À Civita Vecchia, l’escorte repartit après s’être assurée que la nef génoise avait bien pris la mer ce qui évita à son chef de voir, une fois que le navire eut atteint le large, le capitaine s’agenouiller devant un homme de fer vêtu pour recevoir humblement sa bénédiction.

La Méditerranée fut assez clémente sans quitter trop souvent cette couleur d’un bleu si profond, si lumineux que Renaud ne se lassait pas de le contempler comme il s’y était plu si souvent pendant le voyage d’aller. Il s’asseyait à la proue sur un tas de cordages et laissait son corps suivre les mouvements de la nef sans en éprouver le moindre malaise. Guillain d’Aulnay lui tenait souvent compagnie.

— Nous devrions être en route pour Constantinople, soupira celui-ci un matin alors que l’on doublait l’île de Monte-Cristo. Et voilà que nous retournons sur nos pas. Cela ne vous déçoit pas trop ?

— Décevoir ? Oh non. Moi c’est vers Saint-Jean-d’Acre que je voudrais voguer. Vous le savez bien et, tant que nous n’irons pas, toute destination me sera indifférente. Encore que je sois content de découvrir le monde, moi qui n’ai jamais eu d’autres horizons que les murs de Châteaurenard… Et puis comment ne pas être heureux et fier de participer, si peu que ce soit, à soustraire Sa Sainteté à la méchanceté de son cruel ennemi ? C’est presque aussi bien qu’une croisade !

Quelqu’un se mit à rire derrière lui et, se retournant, il vit Innocent debout dans la robe blanche dont il se vêtait à présent. Depuis le départ le Pape s’était tenu avec Baudouin dans la chambre de poupe et n’en sortait guère qu’à la nuit close pour regarder longuement les étoiles du ciel.

— D’autant plus que le meilleur chemin pour la Terre Sainte passe par le royaume de France et avec l’aide de Dieu nous y serons bientôt, dit-il.

C’était la première fois que le Pontife adressait la parole à Renaud et le jeune homme très impressionné ne savait que dire… en admettant que l’on attendît de lui une réponse quelconque. Devenu tout rouge, il ne put que s’agenouiller en se raclant la gorge. À nouveau Innocent eut un petit rire et prolongea le jeu :

— Vous n’en semblez pas absolument certain, jeune homme. Redouteriez-vous quelque mésaventure ?

— Le… l’Empereur ! réussit-il à émettre non sans peine. Comment… comment être sûr qu’il ne va pas tendre… quelque traquenard ?

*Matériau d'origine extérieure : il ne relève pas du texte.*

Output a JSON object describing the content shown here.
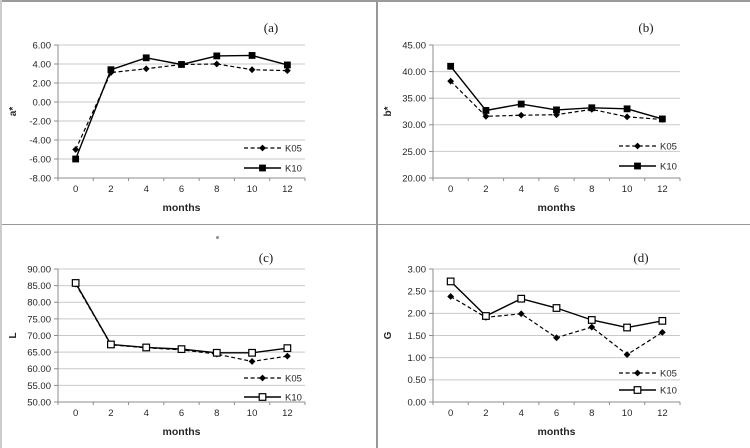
{
  "page": {
    "background": "#ffffff"
  },
  "colors": {
    "series": "#000000",
    "gridline": "#c9c9c9",
    "axis": "#8c8c8c",
    "tick_text": "#262626",
    "panel_border": "#989898"
  },
  "chart_data": [
    {
      "type": "line",
      "panel_label": "(a)",
      "xlabel": "months",
      "ylabel": "a*",
      "categories": [
        "0",
        "2",
        "4",
        "6",
        "8",
        "10",
        "12"
      ],
      "ylim": [
        -8,
        6
      ],
      "ystep": 2,
      "ytick_decimals": 2,
      "grid": true,
      "legend_position": "lower-right",
      "series": [
        {
          "name": "K05",
          "line_style": "dashed",
          "marker": "diamond-filled",
          "values": [
            -5.0,
            3.1,
            3.5,
            3.95,
            4.0,
            3.4,
            3.3
          ]
        },
        {
          "name": "K10",
          "line_style": "solid",
          "marker": "square-filled",
          "values": [
            -6.0,
            3.4,
            4.65,
            3.95,
            4.85,
            4.9,
            3.9
          ]
        }
      ]
    },
    {
      "type": "line",
      "panel_label": "(b)",
      "xlabel": "months",
      "ylabel": "b*",
      "categories": [
        "0",
        "2",
        "4",
        "6",
        "8",
        "10",
        "12"
      ],
      "ylim": [
        20,
        45
      ],
      "ystep": 5,
      "ytick_decimals": 2,
      "grid": true,
      "legend_position": "lower-right",
      "series": [
        {
          "name": "K05",
          "line_style": "dashed",
          "marker": "diamond-filled",
          "values": [
            38.2,
            31.6,
            31.8,
            31.9,
            32.9,
            31.5,
            31.0
          ]
        },
        {
          "name": "K10",
          "line_style": "solid",
          "marker": "square-filled",
          "values": [
            41.0,
            32.7,
            33.9,
            32.8,
            33.2,
            33.0,
            31.1
          ]
        }
      ]
    },
    {
      "type": "line",
      "panel_label": "(c)",
      "xlabel": "months",
      "ylabel": "L",
      "categories": [
        "0",
        "2",
        "4",
        "6",
        "8",
        "10",
        "12"
      ],
      "ylim": [
        50,
        90
      ],
      "ystep": 5,
      "ytick_decimals": 2,
      "grid": true,
      "legend_position": "lower-right",
      "series": [
        {
          "name": "K05",
          "line_style": "dashed",
          "marker": "diamond-filled",
          "values": [
            85.5,
            67.2,
            66.3,
            65.7,
            64.4,
            62.2,
            63.8
          ]
        },
        {
          "name": "K10",
          "line_style": "solid",
          "marker": "square-open",
          "values": [
            85.8,
            67.3,
            66.4,
            65.9,
            64.8,
            64.8,
            66.2
          ]
        }
      ]
    },
    {
      "type": "line",
      "panel_label": "(d)",
      "xlabel": "months",
      "ylabel": "G",
      "categories": [
        "0",
        "2",
        "4",
        "6",
        "8",
        "10",
        "12"
      ],
      "ylim": [
        0,
        3
      ],
      "ystep": 0.5,
      "ytick_decimals": 2,
      "grid": true,
      "legend_position": "lower-right",
      "series": [
        {
          "name": "K05",
          "line_style": "dashed",
          "marker": "diamond-filled",
          "values": [
            2.38,
            1.91,
            1.99,
            1.45,
            1.69,
            1.07,
            1.57
          ]
        },
        {
          "name": "K10",
          "line_style": "solid",
          "marker": "square-open",
          "values": [
            2.72,
            1.94,
            2.33,
            2.12,
            1.85,
            1.68,
            1.83
          ]
        }
      ]
    }
  ]
}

— Vous craignez qu’il envoie ses galères à nos trousses ? C’est possible, mais nous n’y croyons pas parce que, comme toujours, nous nous confions à la grâce de Dieu. Frédéric a de gros navires et des galères rapides, mais que peuvent-ils si Dieu n’est pas avec eux ? Voyez-vous, mon fils, la petite barque de Pierre peut de temps en temps être assaillie par des vents contraires et par les coups de la tempête mais bientôt, au souffle impérieux de Dieu, le calme succède à l’orage et, échappée aux vagues écumantes, elle glisse en paix, saine et sauve sur la plaine liquide apaisée et soumise 18… comme nous en ce moment.

Confus, Renaud toujours à genoux, prit le bas de la robe papale pour en baiser les bords. Innocent se pencha et posa une main sur son épaule.

— Relevez-vous ! Votre maître nous a raconté votre histoire et exprimé le désir que nous vous entendions en confession. Êtes-vous prêt à paraître au tribunal de la Pénitence ?

— Tout… tout de suite ? balbutia Renaud, éperdu.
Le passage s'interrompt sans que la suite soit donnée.